By Ahmed Albakri, Bothinah Albakri, Sharafuddin A. Saleh and Frank van Steenbergen
The cactus is a miracle plant. It grows in arid places where no other fruit ‘fears to thread’ and during the most severe droughts, the cactus’ dry pads are the lifeline of cattle which have no other means of sustenance. Geographically speaking, cacti represent a regular feature of dry landscapes from Mexico to Morocco.
For a long time, the Indian fig cactus (opuntia ficus-indica) was considered a wild crop, best utilized as a ‘living fence’. In Yemen, the cactus was long most popular as a way to defend a house.
Yet in a few decades, this has all changed: opuntia cactus fruits are recognized for the delicacy of their taste; in the last ten years, the juice has found its way onto supermarket shelves throughout the globe.

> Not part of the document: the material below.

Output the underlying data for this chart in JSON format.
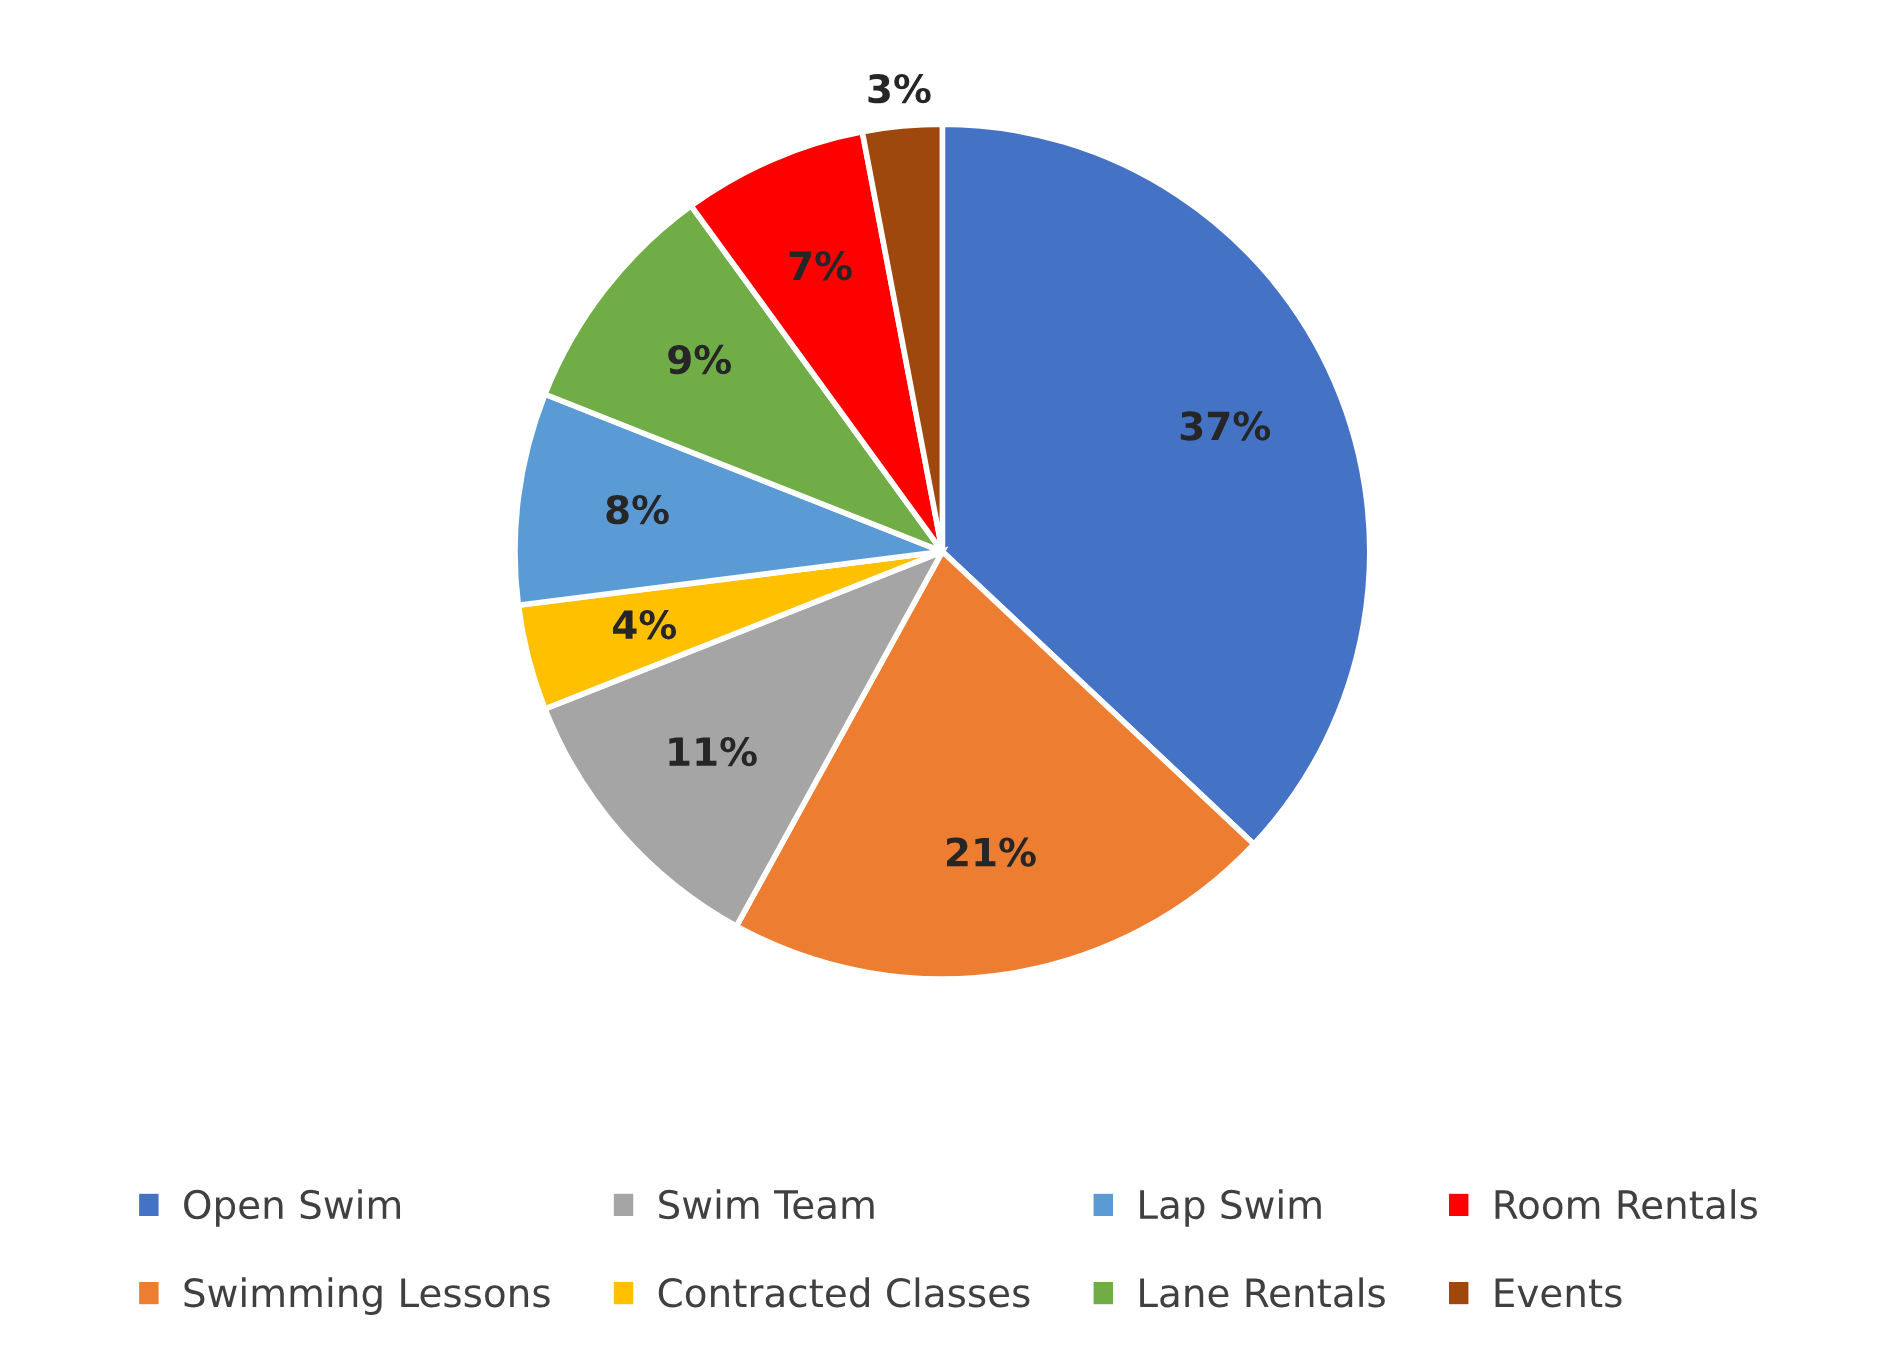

In Yemen, commercial cactus cultivation started 40 years ago and was very much the result of a single man’s efforts. Having worked for nearly twenty years abroad in commercial agriculture, this man – Ahmed Motahar – was seeking new farming opportunities upon his return from abroad to Yemen in 1967. He settled on the cactus, it being most suitable plant in a natural environment characterized by water scarcity.
In Ghayman in Sana’a governorate’s Sanhal District, he started a first farm of cultivated fig cacti, which at the time was unheard of, as previously the best such fruits had been collected in the wild. Motahar also went a step further and set up a market chain: peeling the finely-thorned fruits and selling them in one-kilogram plastic bags at his own street-side outlets. The slogans he used were very original; for example: ‘The fig with the Yemeni tie and belt is better than honey and cheaper than onions.’
As profits were high, new tracts of land were developed in Ghayman for the fig cactus. The cultivation of cactus also spread beyond Ghayman, with other farmers imitating Ahmed Motahar’s cultivation techniques.
In addition, new products were developed: juices, jams and the packaging of the fresh fruit in appealing boxes. A market for the cactus seeds developed, for fodder from the pads and for compost from the resulting waste material.
In the last ten years, the ‘dry’ fig cactus has gained in popularity. It has replaced qat in Ghayman: more than 80% of the cultivated land there is now devoted to the fig cactus. Ahmed Motahar’s village is now one of the bright spots – and with it, the suggestion that a shift to crops which demand low amounts of water can yield high returns.